Is it true that $d(M)\ge \sqrt{k}$?

Partial results

• If the estimate is true, it's sharp because $d(M)= \sqrt{k}$ when $M$ is the span of the first $k$ coordinate axes
• $d(M) \ge \sqrt{2}$ when $M$ is two-dimensional. Indeed, we may assume that $M$ contains a nonzero vector $x$ with $\|x\|_\infty=|x_1|$. Being two-dimensional, it also contains a nonzero vector $y$ such that $y_1=0$. When moving along the line from $x$ to $y$, we encounter a vector $z$ where the 1st coordinate is tied with another one for the largest magnitude. Hence, $\|z\|_2\ge \sqrt{2}\|z\|_\infty$.

Motivation

A good lower bound on $M$ yields a good lower bound in Bounds on Hausdorff distance via singular values.

Answer 1

$\def\RR{\mathbb{R}}$ The bound is correct. Let $Q$ be the cube $[-1,1]^n$. So $V \cap Q$ is a bounded nonempty polytope and it must have a vertex, say $\vec{x} = (x_1, \ldots, x_n)$. After reordering the coordinates and negative signs as necessary, we may assume that $1 = x_1 = x_2 = \cdots = x_r > |x_{r+1}|$, $|x_{r+2}|$, ..., $|x_n|$.

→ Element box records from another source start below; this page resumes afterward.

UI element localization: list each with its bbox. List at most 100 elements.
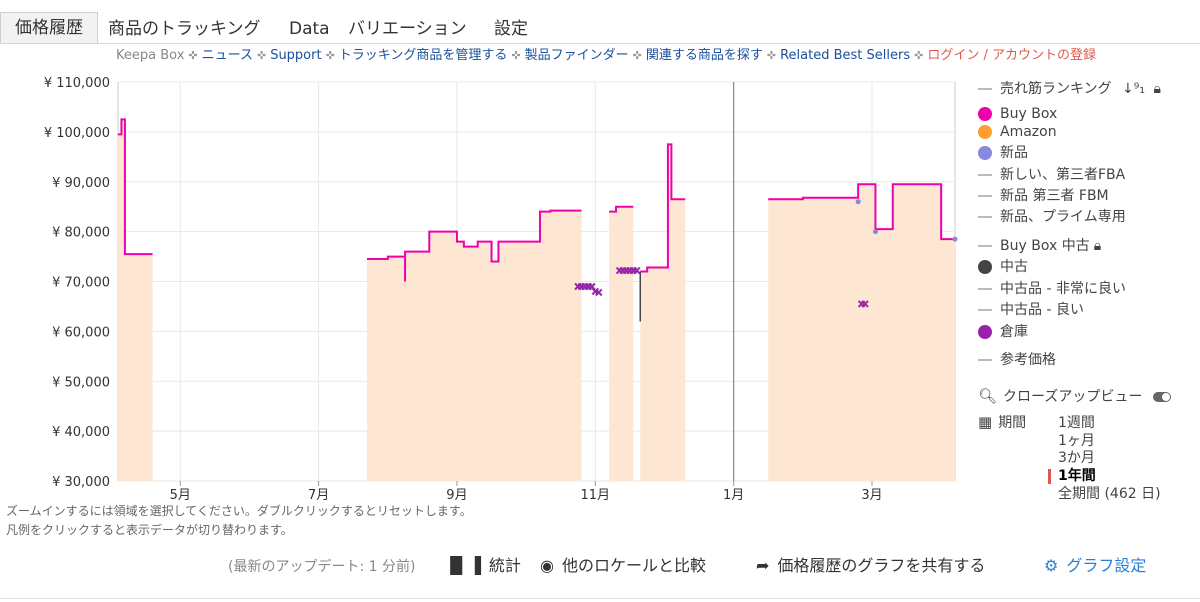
legend-used-good[interactable]: 中古品 - 良い bbox=[978, 299, 1084, 319]
legend-dot-icon bbox=[978, 146, 992, 160]
series-line-buybox bbox=[640, 143, 686, 273]
legend-dash-icon bbox=[978, 245, 992, 247]
y-tick-label: ¥ 110,000 bbox=[44, 76, 110, 91]
nav-link-finder[interactable]: 製品ファインダー bbox=[524, 48, 629, 63]
legend-dot-icon bbox=[978, 107, 992, 121]
legend-dash-icon bbox=[978, 288, 992, 290]
legend-new-fba[interactable]: 新しい、第三者FBA bbox=[978, 164, 1125, 184]
graph-settings-button[interactable]: ⚙ グラフ設定 bbox=[1044, 552, 1146, 582]
period-option-week[interactable]: 1週間 bbox=[1058, 415, 1095, 431]
closeup-toggle-row[interactable]: 🔍︎ クローズアップビュー bbox=[978, 386, 1171, 406]
legend-hint: 凡例をクリックすると表示データが切り替わります。 bbox=[6, 523, 293, 537]
nav-link-related[interactable]: 関連する商品を探す bbox=[645, 48, 763, 63]
period-row: ▦ 期間 bbox=[978, 412, 1026, 432]
compare-locale-button[interactable]: ◉ 他のロケールと比較 bbox=[540, 552, 706, 582]
legend-list-price[interactable]: 参考価格 bbox=[978, 349, 1056, 369]
legend-used[interactable]: 中古 bbox=[978, 256, 1028, 276]
nav-link-bestsellers[interactable]: Related Best Sellers bbox=[780, 48, 911, 63]
y-tick-label: ¥ 70,000 bbox=[52, 276, 110, 291]
y-tick-label: ¥ 90,000 bbox=[52, 176, 110, 191]
legend-label: Buy Box bbox=[1000, 106, 1058, 122]
y-tick-label: ¥ 60,000 bbox=[52, 325, 110, 340]
legend-new-prime[interactable]: 新品、プライム専用 bbox=[978, 206, 1126, 226]
period-option-all[interactable]: 全期間 (462 日) bbox=[1058, 486, 1161, 502]
legend-buybox[interactable]: Buy Box bbox=[978, 106, 1057, 126]
toggle-icon[interactable] bbox=[1152, 392, 1171, 402]
legend-label: 倉庫 bbox=[1000, 324, 1028, 340]
tab-divider bbox=[0, 43, 1200, 44]
legend-label: 中古 bbox=[1000, 259, 1028, 275]
tab-variations[interactable]: バリエーション bbox=[348, 19, 467, 39]
new-price-point bbox=[952, 236, 958, 242]
calendar-icon: ▦ bbox=[978, 413, 993, 431]
tab-settings[interactable]: 設定 bbox=[494, 19, 528, 39]
legend-warehouse[interactable]: 倉庫 bbox=[978, 321, 1028, 341]
amazon-fill-segment bbox=[768, 184, 955, 481]
legend-dot-icon bbox=[978, 260, 992, 274]
price-history-chart[interactable]: ¥ 110,000 ¥ 100,000 ¥ 90,000 ¥ 80,000 ¥ 70,0… bbox=[0, 64, 975, 504]
amazon-fill-segment bbox=[367, 210, 582, 482]
stats-button[interactable]: ▐▌▐ 統計 bbox=[444, 552, 521, 582]
tab-tracking[interactable]: 商品のトラッキング bbox=[108, 19, 261, 39]
nav-separator-icon: ✜ bbox=[188, 49, 198, 62]
warehouse-point bbox=[595, 288, 603, 297]
closeup-label: クローズアップビュー bbox=[1003, 389, 1143, 405]
legend-dot-icon bbox=[978, 125, 992, 139]
legend-dash-icon bbox=[978, 216, 992, 218]
legend-used-very-good[interactable]: 中古品 - 非常に良い bbox=[978, 278, 1126, 298]
legend-new-fbm[interactable]: 新品 第三者 FBM bbox=[978, 185, 1109, 205]
sort-icon: ↓⁹₁ bbox=[1122, 81, 1146, 97]
nav-bar: Keepa Box ✜ ニュース ✜ Support ✜ トラッキング商品を管理する ✜ 製品フ… bbox=[116, 44, 1096, 64]
nav-link-support[interactable]: Support bbox=[270, 48, 322, 63]
nav-separator-icon: ✜ bbox=[511, 49, 521, 62]
legend-buybox-used[interactable]: Buy Box 中古 🔒︎ bbox=[978, 235, 1101, 255]
legend-amazon[interactable]: Amazon bbox=[978, 124, 1057, 144]
nav-login-link[interactable]: ログイン / アカウントの登録 bbox=[927, 48, 1096, 63]
nav-separator-icon: ✜ bbox=[256, 49, 267, 62]
legend-label: Amazon bbox=[1000, 124, 1057, 140]
period-option-month[interactable]: 1ヶ月 bbox=[1058, 433, 1095, 449]
y-tick-label: ¥ 50,000 bbox=[52, 375, 110, 390]
share-graph-button[interactable]: ➦ 価格履歴のグラフを共有する bbox=[756, 552, 985, 582]
share-arrow-icon: ➦ bbox=[756, 556, 770, 575]
period-option-3months[interactable]: 3か月 bbox=[1058, 450, 1095, 466]
amazon-fill-area bbox=[118, 119, 955, 482]
x-tick-label: 7月 bbox=[308, 488, 329, 503]
legend-label: 中古品 - 良い bbox=[1000, 302, 1084, 318]
nav-separator-icon: ✜ bbox=[766, 49, 777, 62]
share-label: 価格履歴のグラフを共有する bbox=[777, 556, 986, 575]
globe-icon: ◉ bbox=[540, 556, 554, 575]
legend-sales-rank[interactable]: 売れ筋ランキング ↓⁹₁ 🔒︎ bbox=[978, 78, 1161, 98]
tab-bar: 価格履歴 商品のトラッキング Data バリエーション 設定 bbox=[0, 0, 1200, 44]
nav-separator-icon: ✜ bbox=[632, 49, 642, 62]
legend-label: 売れ筋ランキング bbox=[1000, 81, 1112, 97]
legend-dash-icon bbox=[978, 88, 992, 90]
legend-dash-icon bbox=[978, 174, 992, 176]
series-line-buybox bbox=[118, 118, 153, 256]
legend-label: 新品 bbox=[1000, 145, 1028, 161]
tab-data[interactable]: Data bbox=[289, 19, 330, 39]
nav-brand[interactable]: Keepa Box bbox=[116, 48, 185, 63]
amazon-fill-segment bbox=[118, 119, 153, 481]
stats-label: 統計 bbox=[488, 556, 521, 575]
y-tick-label: ¥ 80,000 bbox=[52, 226, 110, 241]
tab-price-history[interactable]: 価格履歴 bbox=[0, 12, 98, 43]
chart-series bbox=[118, 118, 958, 322]
series-line-buybox bbox=[609, 205, 634, 213]
gear-icon: ⚙ bbox=[1044, 556, 1059, 575]
last-update-text: (最新のアップデート: 1 分前) bbox=[228, 559, 416, 575]
warehouse-point bbox=[588, 282, 596, 291]
nav-link-manage[interactable]: トラッキング商品を管理する bbox=[338, 48, 508, 63]
amazon-fill-segment bbox=[640, 144, 686, 481]
nav-link-news[interactable]: ニュース bbox=[201, 48, 253, 63]
legend-dash-icon bbox=[978, 309, 992, 311]
x-tick-label: 5月 bbox=[170, 488, 191, 503]
legend-label: 新しい、第三者FBA bbox=[1000, 167, 1126, 183]
warehouse-point bbox=[633, 266, 641, 275]
x-tick-label: 11月 bbox=[581, 488, 611, 503]
series-line-buybox bbox=[768, 183, 955, 241]
y-tick-label: ¥ 100,000 bbox=[44, 126, 110, 141]
legend-new[interactable]: 新品 bbox=[978, 142, 1028, 162]
new-price-point bbox=[855, 199, 861, 205]
period-option-year[interactable]: 1年間 bbox=[1048, 465, 1096, 485]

We claim that $r \geq k$. If not, then there is a nonzero vector $\vec{u}$ in $V$ with $\vec{u}_1 = \vec{u}_2 = \cdots = \vec{u}_r=0$. For small enough $t$, both $\vec{x}+t \vec{u}$ and $\vec{x}-t \vec{u}$ would be in $Q \cap V$, contradicting that $\vec{x}$ is a vertex of the intersection.

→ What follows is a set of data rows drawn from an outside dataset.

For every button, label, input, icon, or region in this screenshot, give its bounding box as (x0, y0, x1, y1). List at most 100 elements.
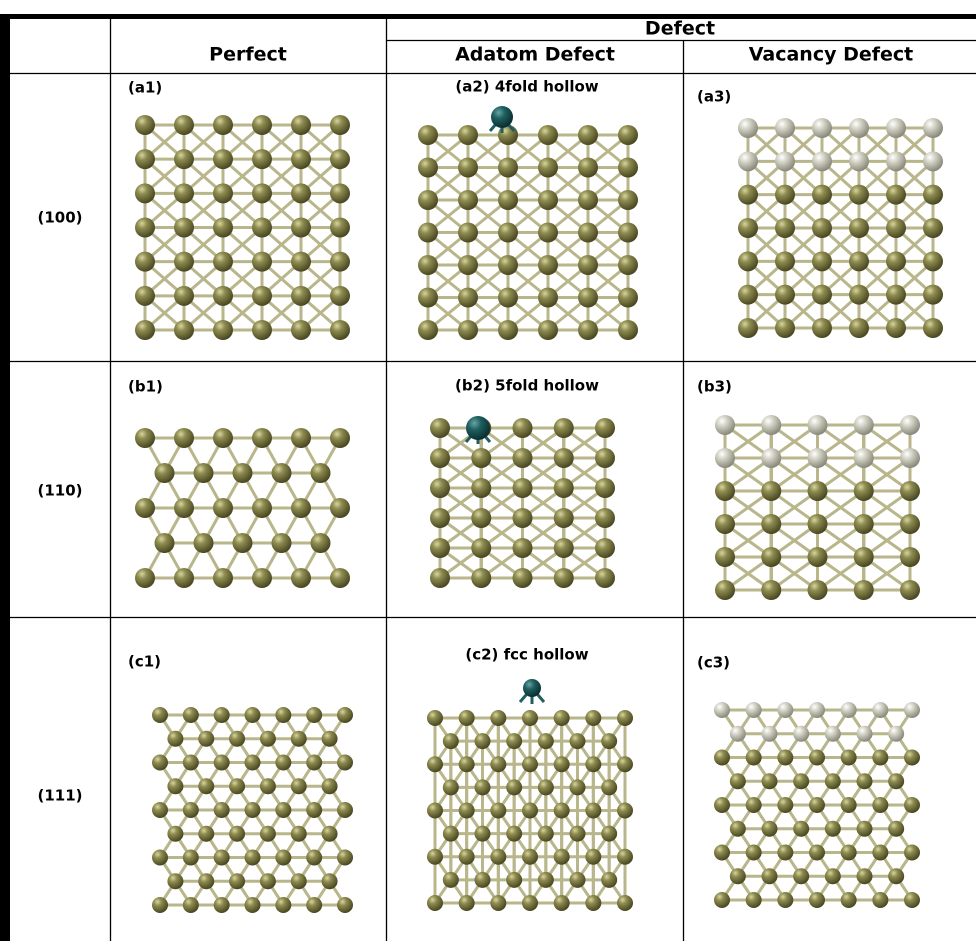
atom (715, 481, 735, 501)
atom (330, 285, 350, 306)
atom (538, 320, 558, 340)
atom (337, 897, 353, 913)
atom (900, 580, 920, 600)
atom (569, 779, 586, 796)
atom (923, 318, 943, 338)
atom (595, 538, 615, 558)
atom (904, 844, 920, 861)
atom (738, 318, 758, 338)
atom (715, 514, 735, 534)
column-header: Vacancy Defect (749, 44, 914, 66)
atom (601, 871, 618, 888)
atom (229, 825, 246, 842)
atom (490, 802, 507, 819)
atom (471, 478, 492, 498)
atom (174, 149, 194, 170)
atom (512, 418, 533, 438)
atom (761, 820, 778, 837)
atom (458, 125, 478, 145)
atom (537, 871, 554, 888)
atom (538, 157, 558, 178)
atom (807, 547, 828, 567)
atom (595, 508, 615, 528)
atom (474, 779, 491, 796)
atom (738, 184, 758, 205)
atom (152, 707, 168, 723)
atom (291, 320, 311, 340)
atom (244, 849, 261, 866)
column-header: Perfect (209, 44, 287, 66)
atom (167, 825, 184, 842)
atom (430, 538, 450, 558)
atom (849, 118, 869, 138)
atom (430, 478, 450, 498)
column-header: Adatom Defect (455, 44, 615, 66)
atom (512, 478, 533, 498)
atom (714, 702, 730, 718)
atom (229, 873, 246, 890)
atom (321, 873, 338, 890)
atom (252, 183, 272, 204)
atom (306, 849, 323, 866)
atom (291, 285, 311, 306)
atom (522, 895, 538, 911)
atom (337, 754, 353, 771)
atom (244, 897, 261, 913)
atom (745, 797, 762, 813)
atom (812, 118, 832, 138)
atom (729, 725, 746, 742)
atom (522, 710, 538, 726)
atom (321, 778, 338, 795)
atom (252, 285, 272, 306)
atom (904, 797, 920, 813)
atom (232, 463, 253, 483)
atom (824, 725, 841, 742)
left-border (0, 14, 10, 941)
atom (213, 498, 233, 518)
atom (291, 149, 311, 170)
atom (900, 514, 920, 534)
atom (213, 149, 233, 170)
atom (135, 498, 155, 518)
atom (745, 844, 762, 861)
atom (458, 710, 475, 726)
atom (474, 871, 491, 888)
atom (135, 568, 155, 588)
atom (442, 825, 459, 842)
atom (306, 897, 323, 913)
atom (244, 707, 261, 723)
atom (886, 251, 906, 272)
atom (553, 756, 570, 773)
atom (585, 756, 602, 773)
atom (244, 802, 261, 818)
atom (812, 184, 832, 205)
atom (512, 568, 533, 588)
atom (427, 802, 443, 819)
atom (745, 749, 762, 766)
atom (824, 773, 841, 790)
atom (553, 478, 574, 498)
atom (923, 184, 943, 205)
atom (430, 418, 450, 438)
atom (578, 125, 598, 145)
atom (601, 779, 618, 796)
atom (213, 217, 233, 238)
atom (618, 320, 638, 340)
atom (853, 415, 874, 435)
atom (291, 251, 311, 272)
atom (167, 778, 184, 795)
atom (601, 825, 618, 842)
atom (418, 320, 438, 340)
atom (872, 844, 889, 861)
atom (512, 508, 533, 528)
atom (617, 802, 633, 819)
atom (458, 802, 475, 819)
panel-label: (a1) (128, 79, 162, 97)
atom (617, 848, 633, 865)
atom (618, 255, 638, 275)
atom (474, 733, 491, 750)
panel-label: (a2) 4fold hollow (455, 78, 598, 96)
atom (849, 184, 869, 205)
atom (490, 710, 507, 726)
atom (330, 251, 350, 272)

Then $|\vec{x}|_{\infty}=1$ and $|\vec{x}|_2 \geq \sqrt{r} \geq \sqrt{k}$. $\square$.

Answer 2

I've given this problem some thought over the last couple of days and while this is not an answer, it looks 'promising' in a sense and maybe someone else can take it further. Let$$f(x)=\frac{{\lVert x \rVert}_2}{{\lVert x \rVert}_{\infty}}$$

Notice that for all $\alpha \in \mathbb{R}\setminus{\{0\}}$ and all $x \in M\setminus{\{0\}}$ we have $f(\alpha\cdot x)= f(x)$, so we might as well consider the supremum$$\sup_{\displaystyle x \in \mathbb{S}^{n-1}\cap M}\,\, f(x)$$

Now, on $\mathbb{S}^{n-1}$ we have that $f(x)$ reduces to$$\frac{1}{{\lVert x \rVert}_{\infty}}$$

Hence, we wish to prove that the infimum of $\big(\max_j |x_j|\big)$ subject to $\sum_i {x_i}^2=1$ on some $k$-dimensional subspace $M$ of $\mathbb{R}^n$ is $\frac{1}{\sqrt{k}}$ or less. Notice that because the infimum is taken over a compact set, it is actually a minimum. An equivalent

Prove or disprove: for each $k=1,\dots,n$ and each $k$-dimensional subspace of $\mathbb{R}^n$ it holds that$$\min\limits_{\substack{\displaystyle x \in M\\ \sum_{i=1}^n {x_i}^2=1}}\,\left( \max_{1\leq j \leq n} |x_j|\right)=\min\limits_{\substack{\displaystyle x \in M\\ {\lVert x \rVert}_2=1}} {\lVert x \rVert}_{\infty} \leq \frac{1}{\sqrt{k}}$$

Of course, one may consider a similar approach where instead of taking $\mathbb{S}^{n-1}$, we take the unit $(n-1)$-sphere with respect to the infinity norm; so basically the surface/boundary of the $n$-dimensional solid cube $C$. In this case, $f$ reduces to the $2$-norm and we get an analogous problems.